Allegro

Slate Voting is Back

Members Also Call for Financial Accountability

Volume CVI, No. 7/8July, 2006

See below article for full text of adopted bylaw resolutions.

Members voted to reinstate slate voting and to increase financial accountability for officers and employees, in a packed membership meeting on June 13.

Slate voting – or “ticket voting” – essentially means that instead of just an alphabetical list of candidates on the ballot, a group of candidates may also be identified as a slate, if they choose. The ballot may also group the parties together so that voters can see quickly which candidates belong to which party.

Slate voting has a history at 802. It was first used by the Members Party in 1982 to vote out the Arons administration. But in 2000, slate voting was abolished at a membership meeting.

At the time, those who wanted to abolish slate voting said that it had created a one-party system and was a hindrance for independent candidates who wanted to run against the incumbent party. Those in favor said slate voting is democratic because it allows voters to see how candidates are aligned, which gives voters more information.

This time around, members strongly favored a return to slate voting. A big argument was that slate voting allows candidates to team up, organize and fundraise as a group. Proponents also argued that slates make it easier for voters – some of whom may not have time to research every candidate – to know where a candidate stands.

Opponents felt that slate voting was being proposed at this time not in the name of democracy but simply as an expedient way for opposition candidates to organize against the incumbent party. They also mentioned that when slate voting was eliminated in 2000, three independent candidates were elected, showing that you don’t need slates in order to win against the incumbents.

In the end, the membership approved slate voting – but also decided to amend the proposal in two ways. Instead of requiring a minimum of six candidates to constitute a slate, that number may now be as little as two. Also, straight ticket voting was nixed. That means that voters will not be able to vote for an entire party by checking one box on the ballot.

Under slate voting, candidates can still run as independents, with no party affiliation.

The Local 802 election is set for Dec. 5. Click here for details.

FINANCIAL IMPROPRIETIES

Members also approved a second bylaw that would require officers or employees of the local to reimburse the union for all costs incurred in the event they are “found to have charged personal expenses to the local by misusing a credit card or by other means.”

President Lennon stepped down as chair of the meeting for this debate, since the resolution specifically mentioned him by name. Financial Vice President Blumenthal assumed the duties as chair.

The debate was full of technicalities.
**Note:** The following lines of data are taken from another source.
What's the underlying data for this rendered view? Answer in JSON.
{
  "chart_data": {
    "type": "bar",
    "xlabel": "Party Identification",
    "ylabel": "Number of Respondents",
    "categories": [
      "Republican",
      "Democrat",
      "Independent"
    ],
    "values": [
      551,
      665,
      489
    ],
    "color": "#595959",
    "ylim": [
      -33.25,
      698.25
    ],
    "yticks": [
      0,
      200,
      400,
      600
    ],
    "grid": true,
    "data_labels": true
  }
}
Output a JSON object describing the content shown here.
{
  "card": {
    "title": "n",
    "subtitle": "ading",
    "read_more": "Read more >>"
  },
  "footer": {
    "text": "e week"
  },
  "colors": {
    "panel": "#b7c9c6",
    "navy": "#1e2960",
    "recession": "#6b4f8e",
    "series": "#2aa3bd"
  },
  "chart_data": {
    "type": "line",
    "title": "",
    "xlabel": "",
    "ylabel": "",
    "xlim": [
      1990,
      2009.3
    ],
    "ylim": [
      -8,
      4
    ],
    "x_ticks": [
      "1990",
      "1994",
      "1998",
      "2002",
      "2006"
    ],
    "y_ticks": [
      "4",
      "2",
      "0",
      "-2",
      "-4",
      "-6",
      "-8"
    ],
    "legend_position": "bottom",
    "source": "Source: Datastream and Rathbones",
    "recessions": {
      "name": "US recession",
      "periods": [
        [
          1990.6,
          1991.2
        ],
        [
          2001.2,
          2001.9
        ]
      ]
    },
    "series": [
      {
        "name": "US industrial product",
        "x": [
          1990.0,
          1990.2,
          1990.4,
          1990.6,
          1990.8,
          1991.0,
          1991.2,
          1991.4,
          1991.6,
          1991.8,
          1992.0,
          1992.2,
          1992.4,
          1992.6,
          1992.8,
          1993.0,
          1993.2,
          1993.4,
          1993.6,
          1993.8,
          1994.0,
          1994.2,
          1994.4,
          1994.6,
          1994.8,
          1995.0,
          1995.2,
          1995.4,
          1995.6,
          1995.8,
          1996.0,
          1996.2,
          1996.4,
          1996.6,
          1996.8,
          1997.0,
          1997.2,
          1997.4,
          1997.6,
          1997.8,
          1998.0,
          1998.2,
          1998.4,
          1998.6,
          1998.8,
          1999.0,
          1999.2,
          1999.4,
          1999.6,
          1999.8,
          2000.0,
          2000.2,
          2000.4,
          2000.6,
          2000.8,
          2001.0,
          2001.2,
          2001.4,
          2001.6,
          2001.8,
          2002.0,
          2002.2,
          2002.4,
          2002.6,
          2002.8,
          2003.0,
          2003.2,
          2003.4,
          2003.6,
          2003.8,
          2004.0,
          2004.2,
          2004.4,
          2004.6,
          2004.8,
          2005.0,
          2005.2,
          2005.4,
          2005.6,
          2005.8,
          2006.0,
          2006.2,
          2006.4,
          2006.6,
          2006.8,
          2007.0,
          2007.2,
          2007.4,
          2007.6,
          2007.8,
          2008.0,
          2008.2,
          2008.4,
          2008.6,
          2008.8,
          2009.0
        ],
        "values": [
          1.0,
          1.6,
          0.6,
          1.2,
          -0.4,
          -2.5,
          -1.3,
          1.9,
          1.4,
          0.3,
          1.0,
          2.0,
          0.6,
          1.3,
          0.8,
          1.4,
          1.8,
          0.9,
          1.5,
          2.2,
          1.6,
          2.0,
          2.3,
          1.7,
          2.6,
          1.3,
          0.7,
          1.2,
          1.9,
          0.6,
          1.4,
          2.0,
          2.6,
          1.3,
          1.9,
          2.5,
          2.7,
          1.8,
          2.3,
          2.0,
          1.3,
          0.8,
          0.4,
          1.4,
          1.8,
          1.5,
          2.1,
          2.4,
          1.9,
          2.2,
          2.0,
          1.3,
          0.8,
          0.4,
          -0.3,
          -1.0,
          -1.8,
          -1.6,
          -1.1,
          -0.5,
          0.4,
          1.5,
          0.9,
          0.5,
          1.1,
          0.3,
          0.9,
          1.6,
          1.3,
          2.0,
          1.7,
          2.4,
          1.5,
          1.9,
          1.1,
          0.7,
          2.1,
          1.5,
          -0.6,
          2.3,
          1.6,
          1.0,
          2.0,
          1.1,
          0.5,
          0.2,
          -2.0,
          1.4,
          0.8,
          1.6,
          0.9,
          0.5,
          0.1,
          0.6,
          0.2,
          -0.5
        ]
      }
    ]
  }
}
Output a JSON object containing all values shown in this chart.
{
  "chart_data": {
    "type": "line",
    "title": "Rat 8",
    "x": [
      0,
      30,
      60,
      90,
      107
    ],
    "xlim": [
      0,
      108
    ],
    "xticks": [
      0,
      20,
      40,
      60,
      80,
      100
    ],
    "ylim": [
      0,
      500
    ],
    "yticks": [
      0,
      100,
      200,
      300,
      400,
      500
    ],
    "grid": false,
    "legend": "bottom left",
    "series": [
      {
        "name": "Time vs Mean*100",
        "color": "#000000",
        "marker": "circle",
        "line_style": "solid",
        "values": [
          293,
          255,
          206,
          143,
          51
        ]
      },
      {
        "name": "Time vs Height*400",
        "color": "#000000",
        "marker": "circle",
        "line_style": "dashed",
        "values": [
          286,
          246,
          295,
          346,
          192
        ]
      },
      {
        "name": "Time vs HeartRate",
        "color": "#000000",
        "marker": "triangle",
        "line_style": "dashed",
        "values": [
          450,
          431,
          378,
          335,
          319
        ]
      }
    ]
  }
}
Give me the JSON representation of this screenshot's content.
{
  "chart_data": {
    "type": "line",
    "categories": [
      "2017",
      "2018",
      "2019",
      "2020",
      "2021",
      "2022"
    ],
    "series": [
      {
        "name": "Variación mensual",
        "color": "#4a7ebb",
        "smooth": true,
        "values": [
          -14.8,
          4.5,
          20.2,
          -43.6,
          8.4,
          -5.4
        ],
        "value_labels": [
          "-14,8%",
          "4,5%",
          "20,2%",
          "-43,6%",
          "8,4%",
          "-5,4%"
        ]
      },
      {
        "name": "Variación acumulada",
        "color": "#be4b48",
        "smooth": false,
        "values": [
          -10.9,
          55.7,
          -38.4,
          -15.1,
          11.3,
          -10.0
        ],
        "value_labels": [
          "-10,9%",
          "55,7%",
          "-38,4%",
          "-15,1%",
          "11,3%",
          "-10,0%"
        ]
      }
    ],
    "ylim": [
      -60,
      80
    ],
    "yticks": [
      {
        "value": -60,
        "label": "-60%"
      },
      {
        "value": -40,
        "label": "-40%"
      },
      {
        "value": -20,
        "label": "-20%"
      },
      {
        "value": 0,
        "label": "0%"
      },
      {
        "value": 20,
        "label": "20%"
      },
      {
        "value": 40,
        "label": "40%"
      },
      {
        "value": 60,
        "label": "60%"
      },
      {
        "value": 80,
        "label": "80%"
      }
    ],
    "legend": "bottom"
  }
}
Early on, Executive Board member Jay Schaffner proposed modifications to the resolution’s language, which he said brought the resolution more in line with legal standards.

That prompted a lengthy discussion on whether or not it was appropriate to revise the language.

Several argued that Schaffner’s proposed language change was so substantial that it was, in effect, a new bylaw that should have been submitted prior to the meeting. Others argued that the language change was simply technical.

The parliamentarian, whom the union had hired for the meeting, decided that the change was within the scope of the bylaw resolution originally proposed. The membership sustained her decision and voted to accept Schaffner’s changes – with one exception. Members voted to make union employees – not just officers – responsible for reimbursement to the local for “the misuse of union assets.”

When the final vote was called, members voted to approve the bylaw as amended.

A third bylaw, which would have changed the relationship between Allegro and the president’s duties, couldn’t be debated or ratified because quorum was lost.

Before the meeting was adjourned, some stayed to listen to a presentation by Paul Shechtman, an attorney representing Local 802 in the preliminary inquiry that is presently being conducted by the Department of Labor and the United States Attorney’s Office (Manhattan).

NEW BYLAWS
Members adopted these bylaws at the June 13 membership meeting.

TICKET VOTING

Be it resolved that article VI of Local 802’s bylaws shall be amended as follows:

Section 2 shall be entitled “Election Ballot,” with its current single paragraph designated as subsection (a) and the following new subsections added:

(b) Any group of two or more candidates shall be designated as a ticket upon the written request of said candidates. Such request must contain the name of the ticket and the signatures of the candidates making the request and must be submitted to the agency conducting the election in accordance with that agency’s rules.

(c) No candidate may appear on more than one ticket.

(d) Candidates listed as a ticket shall be given a column (or row, if the ballot is so arranged by the agency conducting the election) and no other candidate shall appear in that column (or row).

(e) Independent candidates shall be listed separately.

(f) There shall be no check box appearing on the ballot to vote for the entire ticket.

FINANCIAL IMPROPRIETIES

Therefore be it resolved that the following shall be added to article I, section 5 of Local 802’s bylaws as paragraph (ii):

(ii) In the event that any officer or employee of the local shall be found to have charged personal expenses to the local by misusing a credit card or by other means the Executive Board shall recoup from such officer or employee such expenses and costs incurred by the local as a result of such misconduct, in addition to requiring such officer and or employee to reimburse the local for the misuse of union assets and to pay such other fine or penalty that may be imposed in accordance with the bylaws consistent with due process. An accounting of the same shall be published in the official journal.

And be it further resolved that this resolution shall become effective immediately upon its adoption and shall apply to any unresolved financial improprieties existing at the time of the enactment of this resolution.